Commitments from Zoellick and Lamy are not like golden rules for they can be easily broken. History is replete with the examples of such broken promises. Therefore, the statements of both the leaders should be taken with a pinch or rather fist of salt. However, if they come out with the real proposal to negotiate with a genuine intention and a transparent roadmap, without any intention to mislead, deceive, dupe or cheat the developing countries, trade negotiators from developing countries should participate in such negotiations.

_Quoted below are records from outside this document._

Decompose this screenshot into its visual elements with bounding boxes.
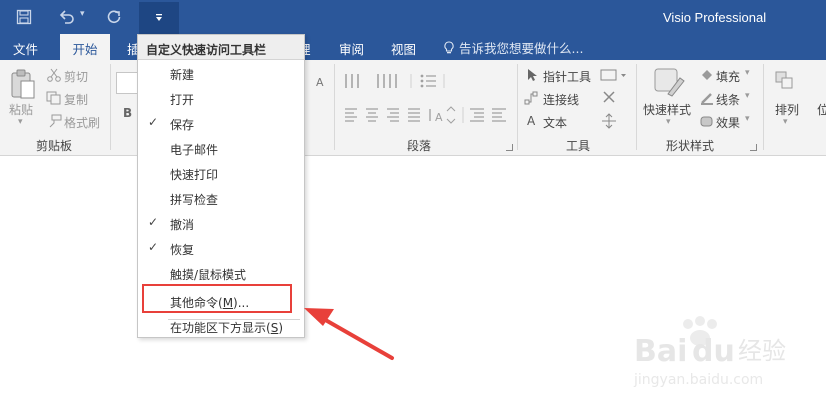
baidu-jingyan-watermark: Bai du 经验 jingyan.baidu.com: [633, 316, 786, 388]
svg-text:du: du: [692, 334, 735, 369]
svg-text:经验: 经验: [738, 337, 786, 365]
svg-text:Bai: Bai: [634, 334, 687, 369]
svg-text:jingyan.baidu.com: jingyan.baidu.com: [633, 372, 763, 388]
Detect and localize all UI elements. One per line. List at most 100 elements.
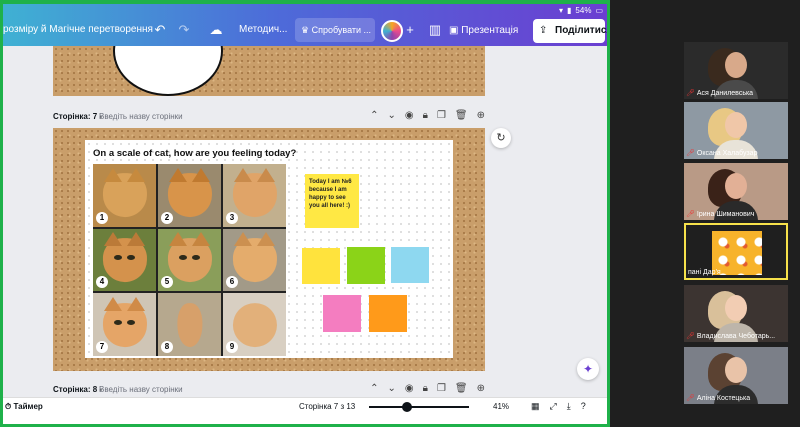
cat-number: 6 [226,276,238,289]
present-icon: ▣ [449,25,462,36]
magic-assistant-icon[interactable]: ✦ [577,358,599,380]
duplicate-icon[interactable]: ❐ [437,110,446,121]
sticky-note-blue[interactable] [391,247,429,283]
try-pro-label: Спробувати ... [311,25,372,35]
cat-number: 3 [226,211,238,224]
cat-photo: 9 [223,293,286,356]
page-8-header: Сторінка: 8 - Введіть назву сторінки ⌃ ⌄… [53,382,485,398]
download-icon[interactable]: ⤓ [567,401,571,412]
cat-photo-grid: 1 2 3 4 5 6 7 8 9 [93,164,286,356]
cat-photo: 7 [93,293,156,356]
participant-name: Владислава Чеботарь... [696,332,776,340]
page-8-title-input[interactable]: Введіть назву сторінки [99,385,183,394]
cat-photo: 6 [223,228,286,292]
sticky-note-pink[interactable] [323,295,361,332]
battery-level: 54% [575,6,592,15]
page-8-tools: ⌃ ⌄ ◉ 🔒︎ ❐ 🗑︎ ⊕ [370,383,485,394]
cat-number: 9 [226,341,238,353]
circle-shape [113,46,223,96]
timer-button[interactable]: ⏱ Таймер [5,402,43,412]
fullscreen-icon[interactable]: ⤢ [550,401,557,412]
canva-toolbar: ▾ ▮ 54% ▭ розміру й Магічне перетворення… [3,4,607,46]
cat-photo: 4 [93,228,156,292]
cat-photo: 1 [93,164,156,227]
zoom-slider-handle[interactable] [402,402,412,412]
sticky-note-yellow[interactable] [302,248,340,284]
whiteboard-title: On a scale of cat, how are you feeling t… [93,148,297,159]
chevron-up-icon[interactable]: ⌃ [370,110,378,121]
sticky-note-orange[interactable] [369,295,407,332]
refresh-icon[interactable]: ↻ [491,128,511,148]
muted-mic-icon: 🎤︎ [686,333,695,340]
hide-icon[interactable]: ◉ [405,110,414,121]
insights-icon[interactable]: ▥ [426,21,444,39]
participant-tile[interactable]: 🎤︎ Аліна Костецька [684,347,788,404]
page-7-title-input[interactable]: Введіть назву сторінки [99,112,183,121]
muted-mic-icon: 🎤︎ [686,90,695,97]
cloud-save-icon[interactable]: ☁ [207,21,225,39]
system-status: ▾ ▮ 54% ▭ [559,6,603,15]
cat-photo: 3 [223,164,286,227]
add-page-icon[interactable]: ⊕ [477,110,485,121]
bottom-strip [3,415,607,424]
timer-label: Таймер [13,402,43,411]
undo-icon[interactable]: ↶ [151,21,169,39]
participant-name: Ася Данилевська [696,89,754,97]
zoom-value[interactable]: 41% [493,402,509,411]
canva-bottom-bar: ⏱ Таймер Сторінка 7 з 13 41% ▦ ⤢ ⤓ ? [3,397,607,415]
cat-number: 5 [161,276,173,289]
chevron-down-icon[interactable]: ⌄ [387,110,395,121]
redo-icon[interactable]: ↷ [175,21,193,39]
battery-icon: ▭ [595,6,603,15]
shared-screen: ▾ ▮ 54% ▭ розміру й Магічне перетворення… [0,0,610,427]
cat-photo: 5 [158,228,221,292]
previous-page-preview[interactable] [53,46,485,96]
whiteboard[interactable]: On a scale of cat, how are you feeling t… [85,140,453,358]
participant-name: Аліна Костецька [696,394,751,402]
muted-mic-icon: 🎤︎ [686,395,695,402]
zoom-slider[interactable] [369,406,469,408]
try-pro-button[interactable]: ♛ Спробувати ... [295,18,375,42]
participant-tile[interactable]: 🎤︎ Ася Данилевська [684,42,788,99]
participant-tile[interactable]: 🎤︎ Оксана Халабузар [684,102,788,159]
participant-tile-active-speaker[interactable]: пані Дар'я [684,223,788,280]
lock-icon[interactable]: 🔒︎ [423,383,428,394]
share-label: Поділитися [555,25,610,36]
cat-number: 4 [96,276,108,289]
participant-tile[interactable]: 🎤︎ Ірина Шиманович [684,163,788,220]
cat-number: 1 [96,211,108,224]
cat-photo: 8 [158,293,221,356]
page-7-header: Сторінка: 7 - Введіть назву сторінки ⌃ ⌄… [53,109,485,125]
share-icon: ⇪ [539,25,548,36]
grid-view-icon[interactable]: ▦ [531,401,540,412]
zoom-meeting-window: ▾ ▮ 54% ▭ розміру й Магічне перетворення… [0,0,800,427]
cat-photo: 2 [158,164,221,227]
sticky-note-main[interactable]: Today I am №6 because I am happy to see … [305,174,359,228]
plus-icon[interactable]: + [401,21,419,39]
cat-number: 2 [161,211,173,224]
page-tools: ⌃ ⌄ ◉ 🔒︎ ❐ 🗑︎ ⊕ [370,110,485,121]
present-button[interactable]: ▣ Презентація [449,19,525,43]
palette-avatar[interactable] [381,20,403,42]
trash-icon[interactable]: 🗑︎ [455,110,468,121]
chevron-down-icon[interactable]: ⌄ [387,383,395,394]
page-counter[interactable]: Сторінка 7 з 13 [299,402,355,411]
page-7-canvas[interactable]: On a scale of cat, how are you feeling t… [53,128,485,371]
project-title[interactable]: Методич... [239,24,287,35]
chevron-up-icon[interactable]: ⌃ [370,383,378,394]
participant-tile[interactable]: 🎤︎ Владислава Чеботарь... [684,285,788,342]
page-7-label: Сторінка: 7 - [53,112,103,121]
hide-icon[interactable]: ◉ [405,383,414,394]
resize-menu[interactable]: розміру й Магічне перетворення [3,24,153,35]
help-icon[interactable]: ? [581,401,586,412]
muted-mic-icon: 🎤︎ [686,150,695,157]
sticky-note-green[interactable] [347,247,385,284]
duplicate-icon[interactable]: ❐ [437,383,446,394]
crown-icon: ♛ [301,25,312,35]
participant-name: Ірина Шиманович [696,210,755,218]
lock-icon[interactable]: 🔒︎ [423,110,428,121]
trash-icon[interactable]: 🗑︎ [455,383,468,394]
share-button[interactable]: ⇪ Поділитися [533,19,607,43]
add-page-icon[interactable]: ⊕ [477,383,485,394]
editor-canvas[interactable]: Сторінка: 7 - Введіть назву сторінки ⌃ ⌄… [3,46,607,398]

Since Nepal too has formally become a member of the WTO, it is the responsibility of our trade negotiators, like those of other developing countries, to keep in mind the following issues. Firstly, since the big two are under a greater degree of pressures from their constituency than us to revive the world trade talks, we can afford to be more rigid on some issues if need be. Secondly, in order to get the genuine commitment from these two, we have to prepare our negotiating positions well and become a part of a credible alliance, which will hold on despite the inevitable arm-twisting.